После ужина кто-то сказал:
— Пройдемтесь до костела.
Красивый, стройный, готической архитектуры костел был недалеко.
Я с особенным благоговением любовался внутренним устройством храма, высокими, задумчивыми колоннами, поддерживающими стрельчатые своды.
В костеле было много народа и солдат.
На возвышении стоял ксендз и произносил проповедь, выразительно жестикулируя и с большим мастерством оттеняя каждую фразу.
Я стал прислушиваться, с трудом понимая малознакомую речь. Он говорил о чудесах любви и милосердном покровительстве Наисвентейшей Панны, в нищете родившей и взлелеявшей единственного Сына, который взял на Свои плечи тяжкий крест страдания. Страждущая Польша тоже несет тяжелый крест, но не одна страдает. Не меньшее страдание испытывают Бельгия и Сербия… Но любовь и милосердие Наисвентейшей Панны спасет невинную отчизну и вновь вернет к мирному труду верующих и терпеливых ее сынов…
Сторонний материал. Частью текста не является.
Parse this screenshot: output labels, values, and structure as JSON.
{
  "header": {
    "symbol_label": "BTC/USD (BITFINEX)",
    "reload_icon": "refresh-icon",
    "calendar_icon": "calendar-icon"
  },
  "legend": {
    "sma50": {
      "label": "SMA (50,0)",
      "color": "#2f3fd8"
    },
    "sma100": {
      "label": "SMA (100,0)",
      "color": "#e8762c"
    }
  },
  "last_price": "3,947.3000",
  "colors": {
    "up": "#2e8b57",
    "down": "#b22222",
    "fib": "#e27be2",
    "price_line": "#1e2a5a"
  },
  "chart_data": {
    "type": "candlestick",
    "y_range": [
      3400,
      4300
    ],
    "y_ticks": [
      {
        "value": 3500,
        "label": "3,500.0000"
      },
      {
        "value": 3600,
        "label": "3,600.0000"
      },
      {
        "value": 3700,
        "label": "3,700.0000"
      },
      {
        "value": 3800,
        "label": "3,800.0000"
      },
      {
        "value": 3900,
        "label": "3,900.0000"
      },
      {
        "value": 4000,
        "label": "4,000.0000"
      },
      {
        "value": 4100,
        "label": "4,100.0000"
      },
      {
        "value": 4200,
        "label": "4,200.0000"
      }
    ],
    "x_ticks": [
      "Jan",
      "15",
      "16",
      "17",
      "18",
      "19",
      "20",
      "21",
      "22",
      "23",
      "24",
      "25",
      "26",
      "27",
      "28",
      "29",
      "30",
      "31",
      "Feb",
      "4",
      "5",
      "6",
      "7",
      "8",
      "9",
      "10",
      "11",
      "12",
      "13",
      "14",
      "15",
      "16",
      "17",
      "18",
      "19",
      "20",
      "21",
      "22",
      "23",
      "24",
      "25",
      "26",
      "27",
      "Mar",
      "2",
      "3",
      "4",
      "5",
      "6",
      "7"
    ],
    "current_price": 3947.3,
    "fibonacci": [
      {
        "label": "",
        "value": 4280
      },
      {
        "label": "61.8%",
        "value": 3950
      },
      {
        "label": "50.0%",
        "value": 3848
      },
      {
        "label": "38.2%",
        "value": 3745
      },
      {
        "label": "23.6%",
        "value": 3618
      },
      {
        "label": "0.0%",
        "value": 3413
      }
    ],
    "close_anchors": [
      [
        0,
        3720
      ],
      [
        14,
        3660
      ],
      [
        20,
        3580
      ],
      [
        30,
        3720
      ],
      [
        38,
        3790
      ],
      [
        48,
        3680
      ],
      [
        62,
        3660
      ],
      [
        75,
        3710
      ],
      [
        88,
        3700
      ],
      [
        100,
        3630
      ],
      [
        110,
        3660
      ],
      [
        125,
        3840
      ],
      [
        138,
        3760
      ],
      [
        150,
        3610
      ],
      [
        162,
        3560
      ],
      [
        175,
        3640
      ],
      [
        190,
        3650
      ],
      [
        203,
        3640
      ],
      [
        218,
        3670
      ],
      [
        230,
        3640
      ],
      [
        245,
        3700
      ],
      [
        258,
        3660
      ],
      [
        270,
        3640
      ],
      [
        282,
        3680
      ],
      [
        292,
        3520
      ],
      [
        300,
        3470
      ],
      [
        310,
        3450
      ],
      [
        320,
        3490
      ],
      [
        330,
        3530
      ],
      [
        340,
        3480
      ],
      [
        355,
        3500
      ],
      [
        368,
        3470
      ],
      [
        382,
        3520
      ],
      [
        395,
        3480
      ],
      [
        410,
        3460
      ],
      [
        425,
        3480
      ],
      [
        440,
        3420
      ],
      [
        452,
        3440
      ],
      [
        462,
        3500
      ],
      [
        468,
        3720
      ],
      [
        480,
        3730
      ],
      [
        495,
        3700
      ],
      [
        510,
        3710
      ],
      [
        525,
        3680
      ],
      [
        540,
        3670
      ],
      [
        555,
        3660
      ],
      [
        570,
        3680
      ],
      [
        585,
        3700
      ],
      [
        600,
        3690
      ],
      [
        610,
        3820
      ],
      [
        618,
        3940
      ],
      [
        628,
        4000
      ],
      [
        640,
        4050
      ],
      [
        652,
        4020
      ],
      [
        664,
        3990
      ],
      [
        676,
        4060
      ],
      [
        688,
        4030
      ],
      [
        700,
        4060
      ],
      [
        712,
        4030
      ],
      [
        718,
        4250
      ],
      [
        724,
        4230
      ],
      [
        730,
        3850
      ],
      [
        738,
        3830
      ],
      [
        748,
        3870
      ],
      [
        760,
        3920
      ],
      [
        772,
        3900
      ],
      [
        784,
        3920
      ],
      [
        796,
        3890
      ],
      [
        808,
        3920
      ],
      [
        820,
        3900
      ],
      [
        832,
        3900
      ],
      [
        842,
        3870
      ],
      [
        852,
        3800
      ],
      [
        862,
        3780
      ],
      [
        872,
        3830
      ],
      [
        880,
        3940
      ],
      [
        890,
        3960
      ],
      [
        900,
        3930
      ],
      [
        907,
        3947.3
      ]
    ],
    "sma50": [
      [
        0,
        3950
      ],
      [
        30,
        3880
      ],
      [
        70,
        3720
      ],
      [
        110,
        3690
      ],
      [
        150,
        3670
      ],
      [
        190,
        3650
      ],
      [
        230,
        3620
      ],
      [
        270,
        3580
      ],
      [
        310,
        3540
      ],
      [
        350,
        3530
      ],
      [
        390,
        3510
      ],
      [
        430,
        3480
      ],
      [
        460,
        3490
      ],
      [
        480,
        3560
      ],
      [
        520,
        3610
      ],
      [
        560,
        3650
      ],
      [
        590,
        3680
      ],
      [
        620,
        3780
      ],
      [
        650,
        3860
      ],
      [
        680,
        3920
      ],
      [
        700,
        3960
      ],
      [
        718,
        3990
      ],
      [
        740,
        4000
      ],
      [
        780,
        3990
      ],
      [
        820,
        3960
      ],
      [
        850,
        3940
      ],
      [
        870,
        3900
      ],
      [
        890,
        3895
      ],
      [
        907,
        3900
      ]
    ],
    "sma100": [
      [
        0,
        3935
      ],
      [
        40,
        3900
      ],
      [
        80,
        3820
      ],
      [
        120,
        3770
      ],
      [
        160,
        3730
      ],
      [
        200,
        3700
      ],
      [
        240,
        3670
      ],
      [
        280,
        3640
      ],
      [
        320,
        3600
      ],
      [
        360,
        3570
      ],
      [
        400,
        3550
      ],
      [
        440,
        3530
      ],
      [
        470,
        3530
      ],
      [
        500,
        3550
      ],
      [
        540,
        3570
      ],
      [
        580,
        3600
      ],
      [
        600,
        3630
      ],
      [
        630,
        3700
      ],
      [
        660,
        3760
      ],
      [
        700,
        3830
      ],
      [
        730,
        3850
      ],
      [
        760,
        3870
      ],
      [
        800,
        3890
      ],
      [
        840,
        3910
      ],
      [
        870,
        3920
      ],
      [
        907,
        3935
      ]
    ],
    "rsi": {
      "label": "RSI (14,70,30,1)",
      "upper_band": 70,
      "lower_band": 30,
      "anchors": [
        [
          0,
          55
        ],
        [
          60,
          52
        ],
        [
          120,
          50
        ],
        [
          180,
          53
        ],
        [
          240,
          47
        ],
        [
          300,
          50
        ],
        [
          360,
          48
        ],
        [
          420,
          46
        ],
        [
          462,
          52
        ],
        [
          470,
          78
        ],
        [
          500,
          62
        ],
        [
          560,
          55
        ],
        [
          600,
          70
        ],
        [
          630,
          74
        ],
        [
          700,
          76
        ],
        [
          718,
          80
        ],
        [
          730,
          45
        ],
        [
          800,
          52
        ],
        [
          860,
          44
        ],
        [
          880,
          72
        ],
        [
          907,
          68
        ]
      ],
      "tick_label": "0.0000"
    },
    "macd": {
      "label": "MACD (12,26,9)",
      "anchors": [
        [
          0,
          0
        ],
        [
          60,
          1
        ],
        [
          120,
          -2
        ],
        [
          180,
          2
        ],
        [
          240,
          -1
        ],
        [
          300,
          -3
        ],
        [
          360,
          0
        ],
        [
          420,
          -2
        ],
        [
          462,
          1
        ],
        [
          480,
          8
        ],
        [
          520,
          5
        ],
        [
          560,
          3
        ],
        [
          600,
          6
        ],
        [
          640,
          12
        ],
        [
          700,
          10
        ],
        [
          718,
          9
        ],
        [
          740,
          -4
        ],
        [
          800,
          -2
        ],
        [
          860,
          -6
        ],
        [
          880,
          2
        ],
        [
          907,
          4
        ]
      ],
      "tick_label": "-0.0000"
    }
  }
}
И как бы утверждая его последние слова, и возвышая к небу мольбы собравшихся, раздались звуки органа. К нему присоединился хор певчих, а затем и голоса всех молящихся, и стройная гармония могучих звуков наполнила костел.
Службу совершал епископ, и крестное шествие по храму являло собой торжественное зрелище.
Впереди с крестом шел в белой одежде юноша, за ним три маленьких девочки несли золотой светильник: одна держала древко, а две придерживали шелковые белые ленты, свисавшие от золотой короны над светильником. За девочками шли в два ряда старицы в темных платках, с посохами, на концах которых горели факелы, за старицами шли монахини в белых накрахмаленных косынках, и некоторые из них, красивые и молодые, напоминали мадонн классического итальянского письма, а медленное шествие воскрешало в памяти ‘Великий постриг’ Нестерова. Шествие заканчивал епископ в белом облачении под продолговатым золотистым балдахином, который несли юноши.
Пение, по мере приближения епископа к толпе, усиливалось. Все медленно вставали на колени и все громче возносили пением свою молитву Наисвентейшей Панне.
Когда мы вышли из костела, то над городом по небу светло-синими дорогами беззвучно двигались лучи прожекторов, выслеживавших вражеские корабли. Лучи то плавали над городом горизонтально, то упирались в небо, как рога мудрости пророка Моисея, то сплетались вместе и простирались над городом гигантским радужным крестом, как бы ограждающим страну от черных и зловещих птиц…
… Так кончился мой первый день вблизи от полей огня и смерти, с которых доносится не только канонада, но изредка долетают снаряды тяжелых пушек.
Думаю, что в следующие дни привыкну к необычной обстановке, увижу много жуткого и прозаического и, может быть, не буду ни философствовать, ни находить поэзии под тяжелой пятой войны…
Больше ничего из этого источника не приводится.